RichHamel on January 17, 2006 at 8:18 am

Vincent—Ted Turner claims to have lost most of his money in the AOL-Time Warner debacle. Better look elsewhere.

VincentParisi on January 17, 2006 at 8:09 am

I wonder as well about Ted Turner. How would he like a restored honest to god movie theater in Times Square named after him?

Andres on January 15, 2006 at 7:29 am

It’s funny, Vincent, that you mention and have mentioned Scorsese because a friend of mine from LA suggested to me yesterday that we should contact him. Scorsese has a good comment about Cinerama on the Cinerama Adventure web. Does anyone know how to reach him?
Or De Niro?
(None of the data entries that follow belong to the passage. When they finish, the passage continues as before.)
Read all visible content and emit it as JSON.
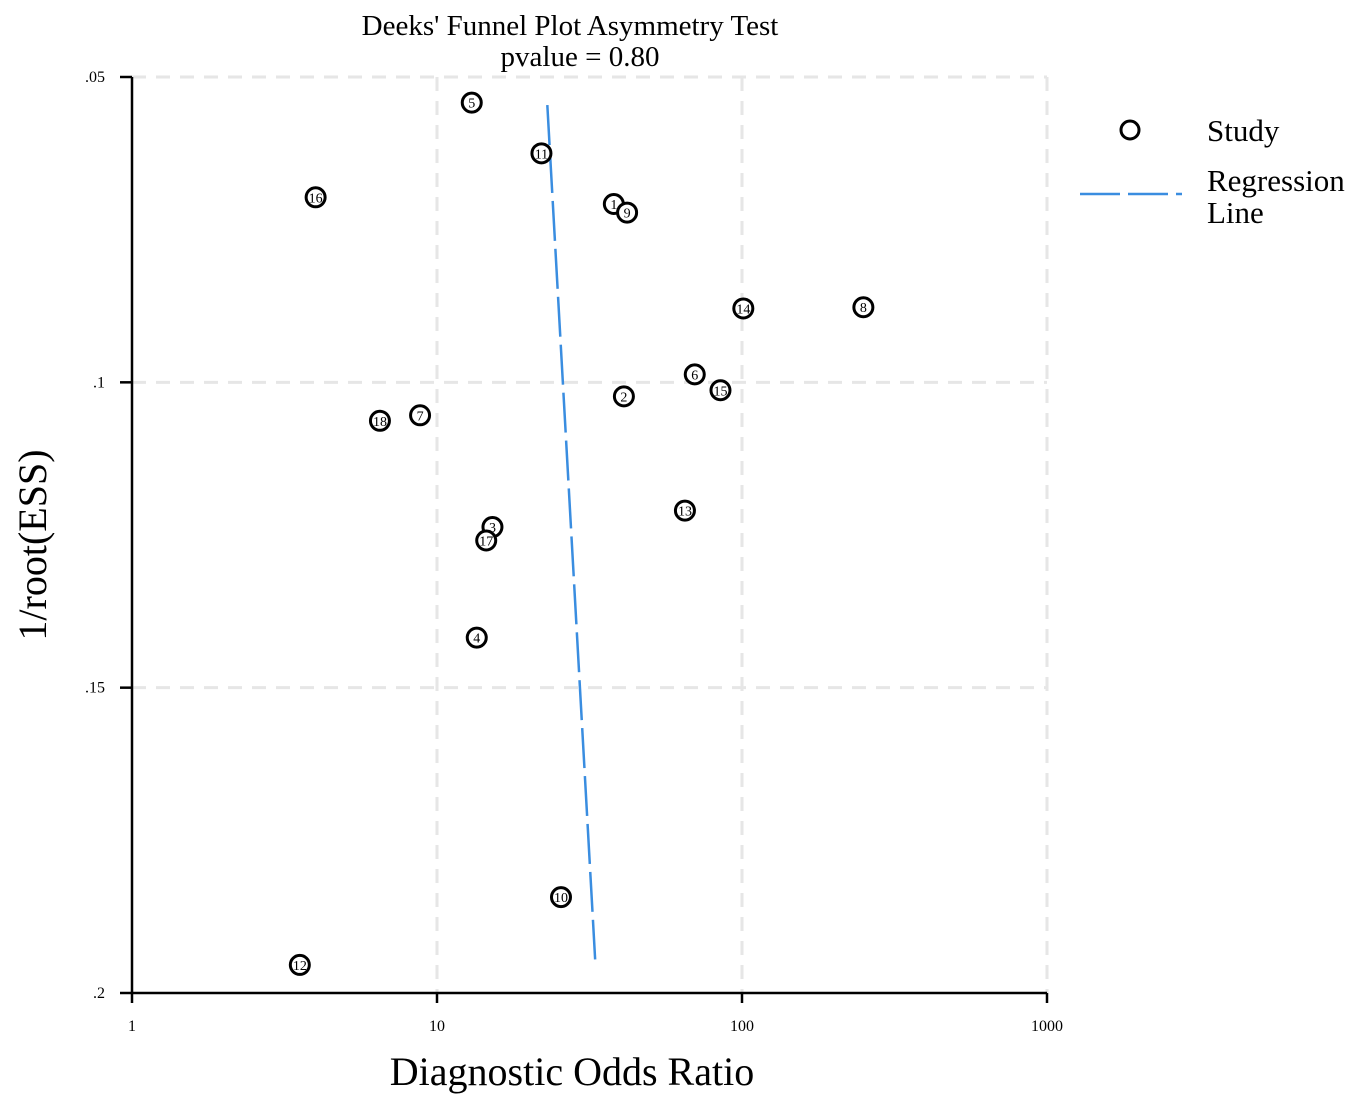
{
  "chart_data": {
    "type": "scatter",
    "title": "Deeks' Funnel Plot Asymmetry Test",
    "subtitle": "pvalue =   0.80",
    "xlabel": "Diagnostic Odds Ratio",
    "ylabel": "1/root(ESS)",
    "x_scale": "log",
    "xlim": [
      1,
      1000
    ],
    "ylim": [
      0.05,
      0.2
    ],
    "y_reversed": true,
    "x_ticks": [
      1,
      10,
      100,
      1000
    ],
    "x_tick_labels": [
      "1",
      "10",
      "100",
      "1000"
    ],
    "y_ticks": [
      0.05,
      0.1,
      0.15,
      0.2
    ],
    "y_tick_labels": [
      ".05",
      ".1",
      ".15",
      ".2"
    ],
    "grid": true,
    "legend_position": "top-right",
    "legend": [
      {
        "name": "Study",
        "kind": "marker",
        "icon": "circle-marker-icon"
      },
      {
        "name": "Regression\nLine",
        "kind": "line",
        "color": "#3a8de0"
      }
    ],
    "series": [
      {
        "name": "Study",
        "points": [
          {
            "label": "1",
            "x": 38,
            "y": 0.0708
          },
          {
            "label": "2",
            "x": 41,
            "y": 0.1023
          },
          {
            "label": "3",
            "x": 15.2,
            "y": 0.1237
          },
          {
            "label": "4",
            "x": 13.5,
            "y": 0.1418
          },
          {
            "label": "5",
            "x": 13,
            "y": 0.0542
          },
          {
            "label": "6",
            "x": 70,
            "y": 0.0987
          },
          {
            "label": "7",
            "x": 8.8,
            "y": 0.1054
          },
          {
            "label": "8",
            "x": 250,
            "y": 0.0877
          },
          {
            "label": "9",
            "x": 42,
            "y": 0.0722
          },
          {
            "label": "10",
            "x": 25.5,
            "y": 0.1843
          },
          {
            "label": "11",
            "x": 22,
            "y": 0.0625
          },
          {
            "label": "12",
            "x": 3.55,
            "y": 0.1954
          },
          {
            "label": "13",
            "x": 65,
            "y": 0.121
          },
          {
            "label": "14",
            "x": 101,
            "y": 0.0879
          },
          {
            "label": "15",
            "x": 85,
            "y": 0.1013
          },
          {
            "label": "16",
            "x": 4.0,
            "y": 0.0697
          },
          {
            "label": "17",
            "x": 14.5,
            "y": 0.1259
          },
          {
            "label": "18",
            "x": 6.5,
            "y": 0.1063
          }
        ]
      },
      {
        "name": "Regression Line",
        "line": [
          {
            "x": 23,
            "y": 0.0546
          },
          {
            "x": 33,
            "y": 0.1945
          }
        ],
        "color": "#3a8de0"
      }
    ]
  }
}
He has a restaurant and lives downown in Tribeca, doesn’t he?. Andres.

VincentParisi on January 15, 2006 at 6:08 am

As I have written many times on this and other pages Martin Scorsese would be a very important person to have help build at this site an American Cinemateque as they have in CA. But as opposed to the one in CA or the MOMA and Film Forum in New York this would have an impressive screen maybe 70 feet or more enabling them to show the great wide screen films as they were meant to be seen, not letterboxed as they are shown at the two NY screening rooms mentioned above. And wouldn’t it be wonderful if the space were adaptable to 3 screen Cinerama as well? Of course this would involve a lot of donations help from the city and many important film and theater people involved for publicity sake(maybe De Niro would join in?) The old Mayfair would be the perfect space but it seems that the few of us who visit this site are the only ones who think this way.
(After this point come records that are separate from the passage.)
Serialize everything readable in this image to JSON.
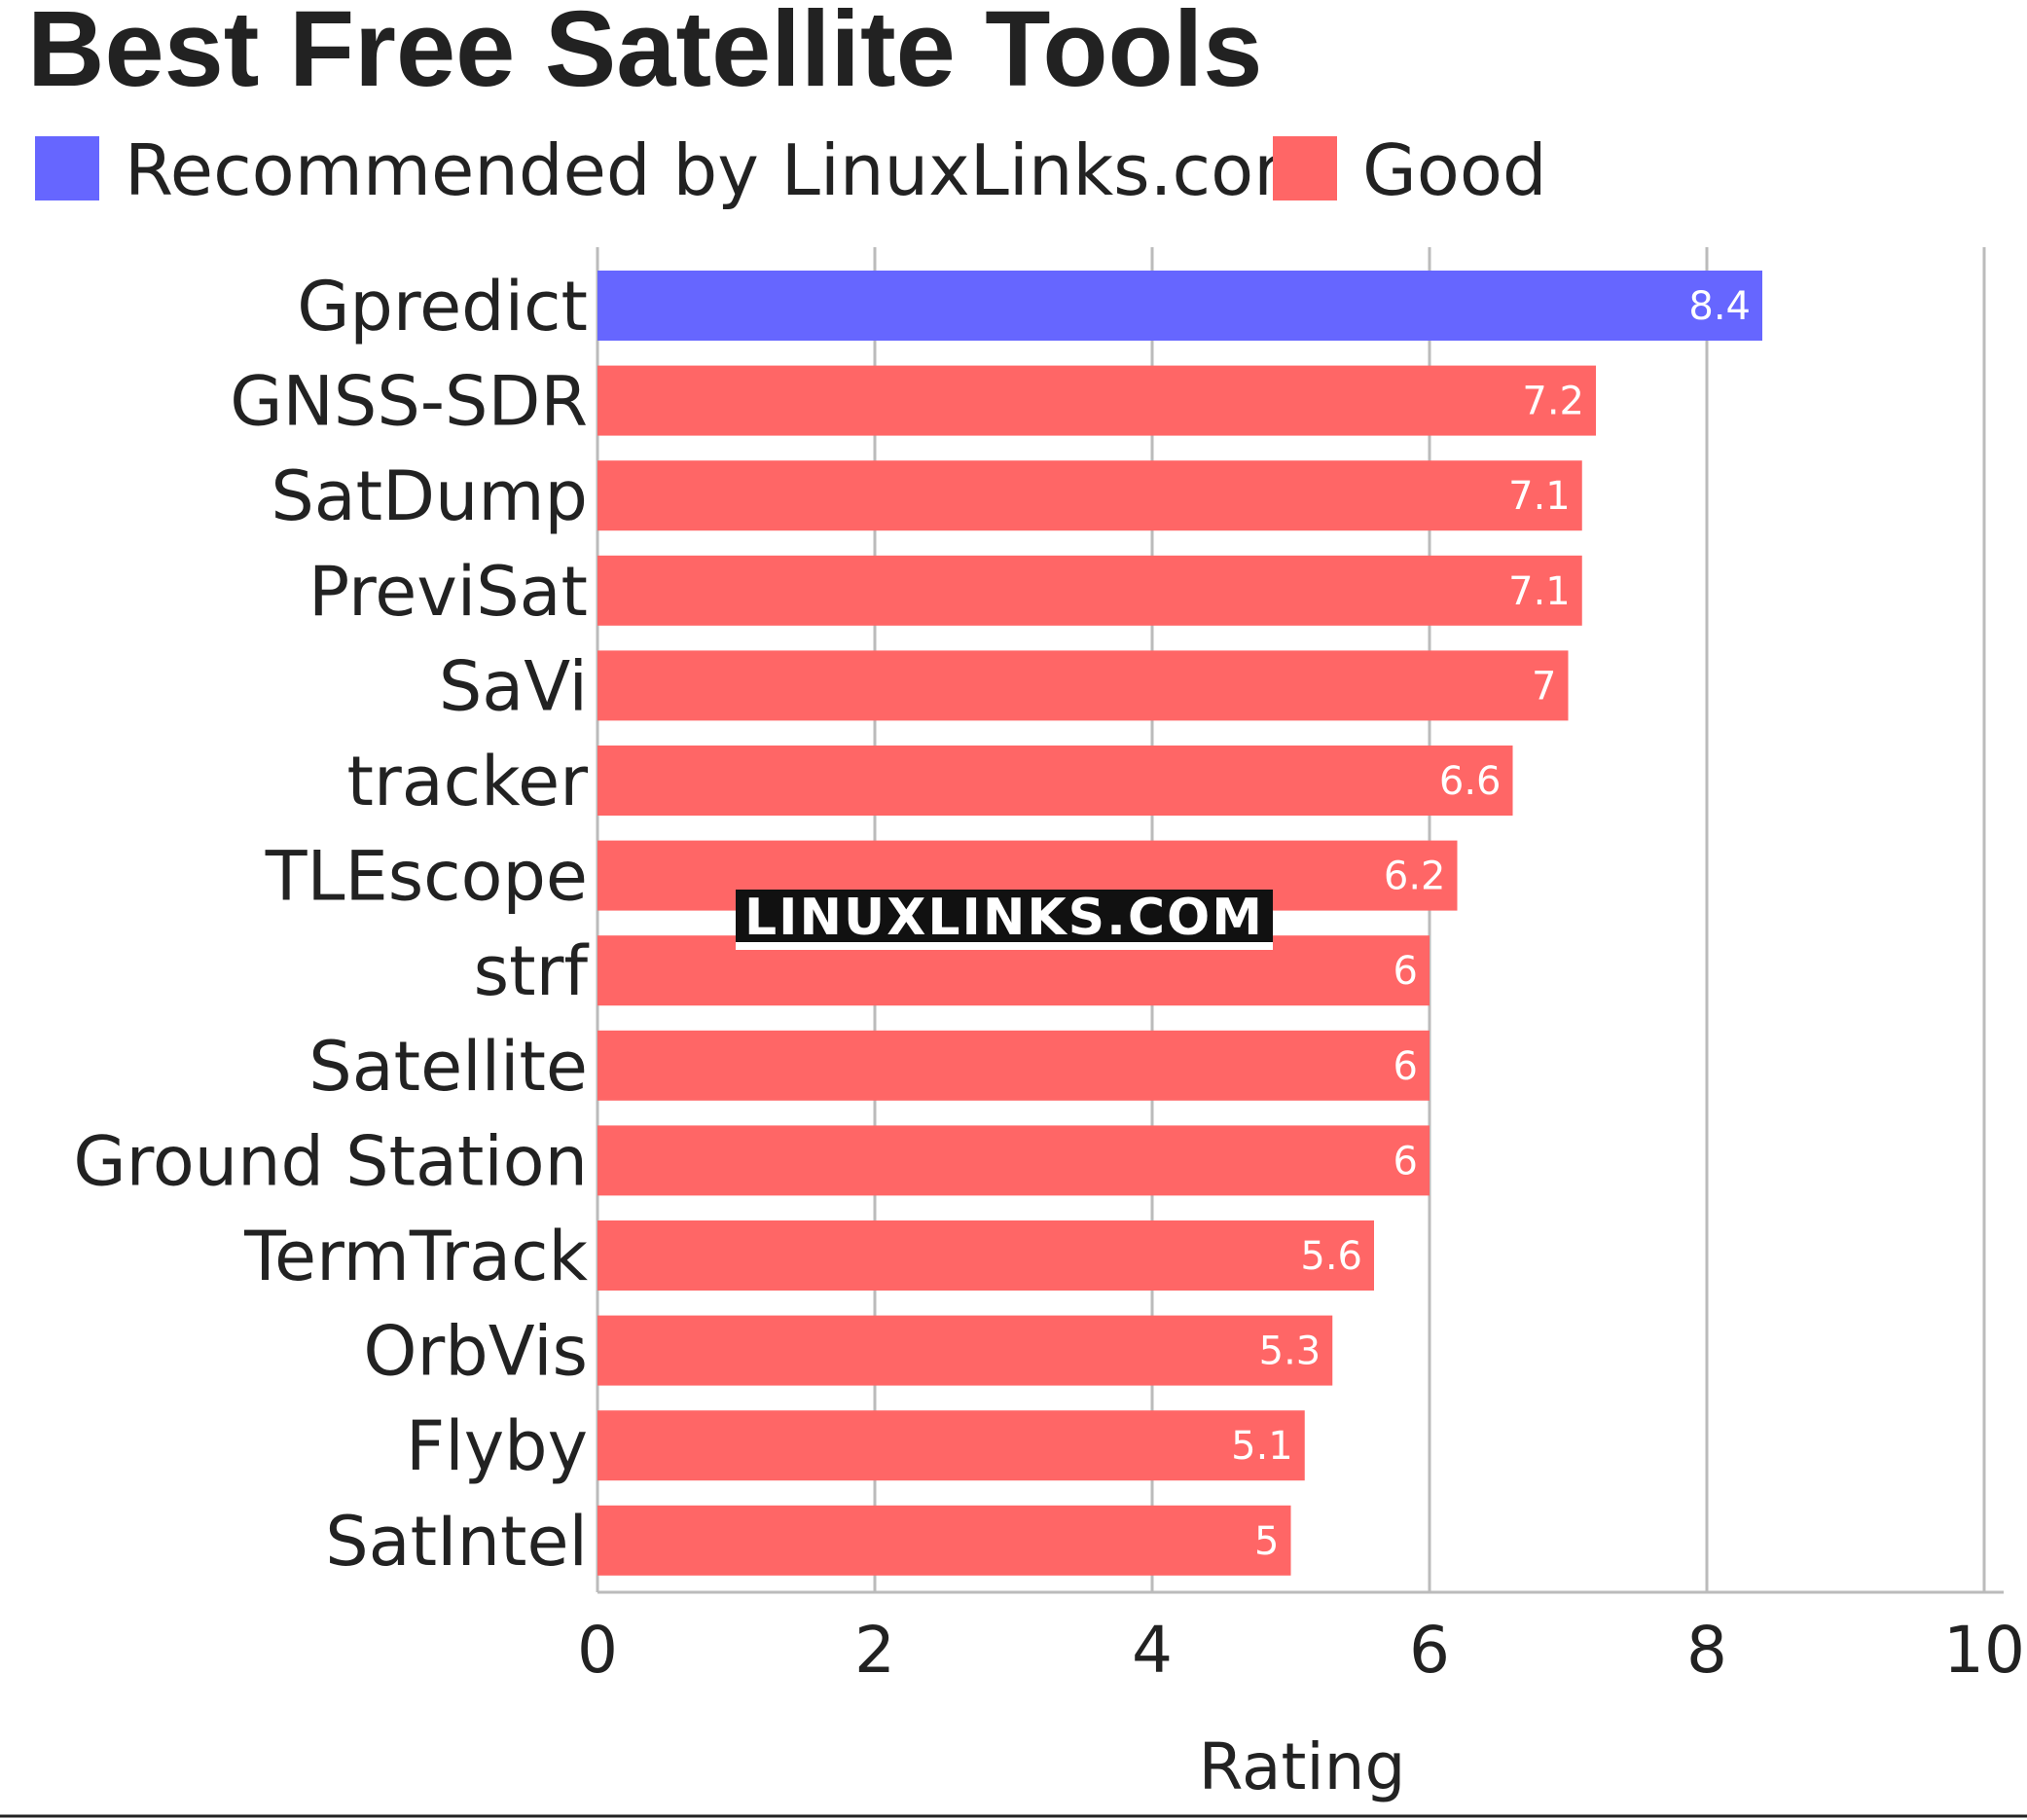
{
  "chart_data": {
    "type": "bar",
    "orientation": "horizontal",
    "title": "Best Free Satellite Tools",
    "xlabel": "Rating",
    "ylabel": "",
    "xlim": [
      0,
      10
    ],
    "ticks": [
      0,
      2,
      4,
      6,
      8,
      10
    ],
    "tick_labels": [
      "0",
      "2",
      "4",
      "6",
      "8",
      "10"
    ],
    "grid": true,
    "legend_position": "top-left",
    "legend": [
      {
        "label": "Recommended by LinuxLinks.com",
        "color": "#6666ff"
      },
      {
        "label": "Good",
        "color": "#ff6666"
      }
    ],
    "categories": [
      "Gpredict",
      "GNSS-SDR",
      "SatDump",
      "PreviSat",
      "SaVi",
      "tracker",
      "TLEscope",
      "strf",
      "Satellite",
      "Ground Station",
      "TermTrack",
      "OrbVis",
      "Flyby",
      "SatIntel"
    ],
    "values": [
      8.4,
      7.2,
      7.1,
      7.1,
      7,
      6.6,
      6.2,
      6,
      6,
      6,
      5.6,
      5.3,
      5.1,
      5
    ],
    "value_labels": [
      "8.4",
      "7.2",
      "7.1",
      "7.1",
      "7",
      "6.6",
      "6.2",
      "6",
      "6",
      "6",
      "5.6",
      "5.3",
      "5.1",
      "5"
    ],
    "groups": [
      "Recommended by LinuxLinks.com",
      "Good",
      "Good",
      "Good",
      "Good",
      "Good",
      "Good",
      "Good",
      "Good",
      "Good",
      "Good",
      "Good",
      "Good",
      "Good"
    ]
  },
  "watermark": "LINUXLINKS.COM",
  "colors": {
    "recommended": "#6666ff",
    "good": "#ff6666",
    "grid": "#bbbbbb",
    "text": "#222222"
  }
}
Andres on January 13, 2006 at 11:49 am

Well, Koch said no. Here is his e-mail:

Thank you for your e-mail. I suggest that you write to Katherine Oliver, Commissioner of the Mayor’s Office of Film, Theater and Broadcasting, 1687 Broadway, New York, New York 10019. She is in charge of movie production in New York City. Also, you should renew your correspondence with Chrystine Nicholas. It is not a matter that I plan on adding to my own plate.

All the best and good luck.
Ed Koch

Let’s bombard Ms. Oliver and Ms. Nycholas (at NYC&CO) with letters on saving the DeMille/Embassy 2-3-4. Andres.
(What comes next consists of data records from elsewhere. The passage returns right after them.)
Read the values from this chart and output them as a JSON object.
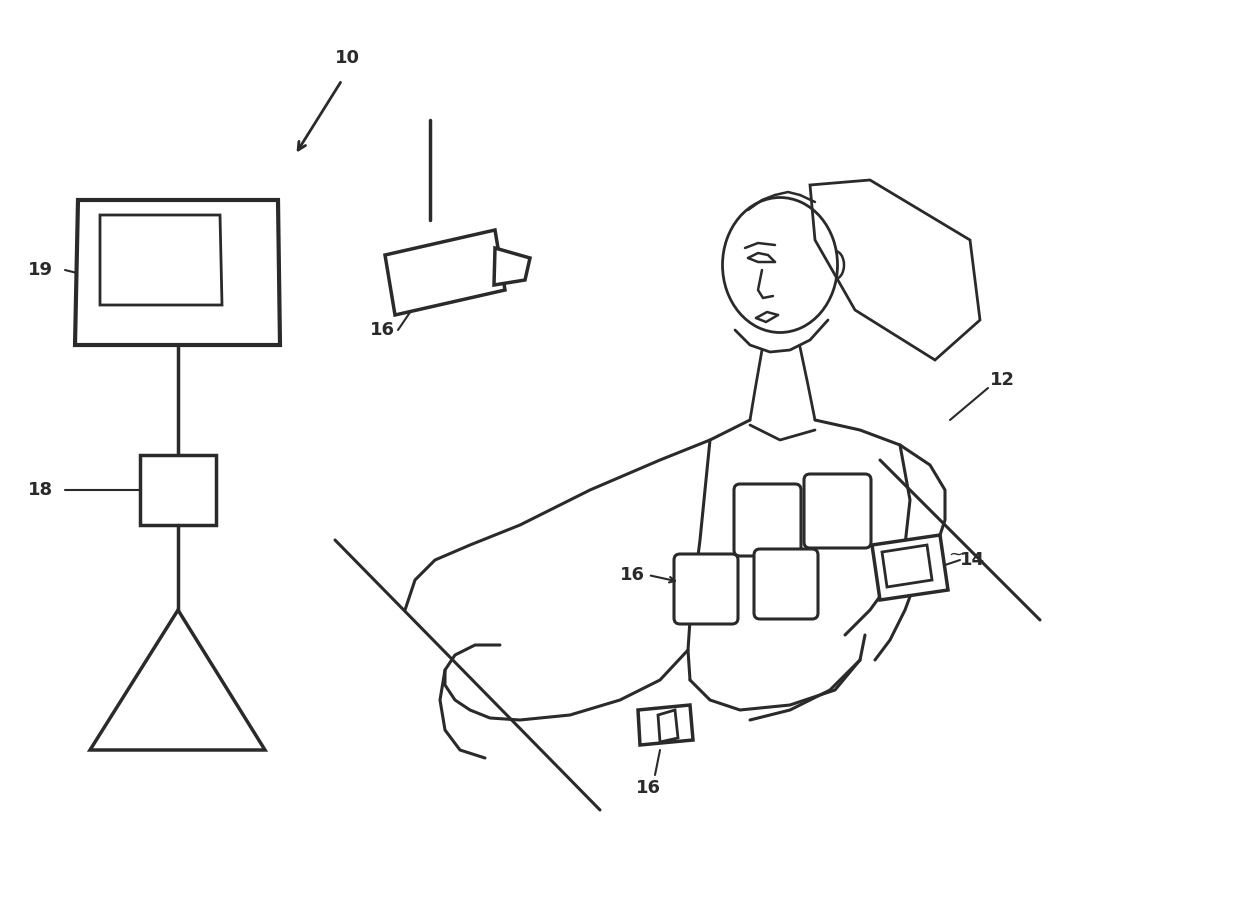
{
  "background_color": "#ffffff",
  "line_color": "#2a2a2a",
  "line_width": 2.2,
  "label_fontsize": 13,
  "label_fontweight": "bold"
}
RichHamel on January 13, 2006 at 5:26 am

Yes, Bond 45 has a great sign. I’d like to see more like it.

Ed Solero
Ed Solero on January 13, 2006 at 5:17 am

I was going to mention that, Warren… but I figured that should be a discussion for the Criterion site. Not that discussing L.I. malls has much to do with the old Mayfair either!!! The place is called Bond 45 in a nod to the famous clothing store and discothèque than had shared occupancy of the building with the Criterion over the years. The red and blue block neon lettering over the entrance is very much in the spirit of the old Times Square (a welcome respite from the blinding electronic video displays that dominate the area). Sort of reminds me of the old Jack Dempsey’s that occupied a corner of the Brill Building once upon a time.

Warren G. Harris
Warren G. Harris on January 13, 2006 at 4:02 am

A portion of the auditorium that had a wall on 45th Street is now occupied by a restaurant called Bond’s. I don’t know how deeply the restaurant extends into the ground floor of the auditorium, but I would imagine pretty far.

chconnol on January 13, 2006 at 4:00 am

Again, this is way OT and I’m just waiting for someone to object but I have to say that the “Source Mall” is one of the worst most depressing malls I’ve ever been in. There’s no central feeling to the place. It’s just kind of like a bunch of stores haphazardly stuck together with a tiny common space. I remember when the original plans were put forth for the mall, it was supposed to be HUGE. But the neighborhood objected and it got reduced in scale. Because of the poor layout, people don’t spill over to the Virgin Megastore while waiting for the overpriced food at Cheesecake Factory or PF Changs.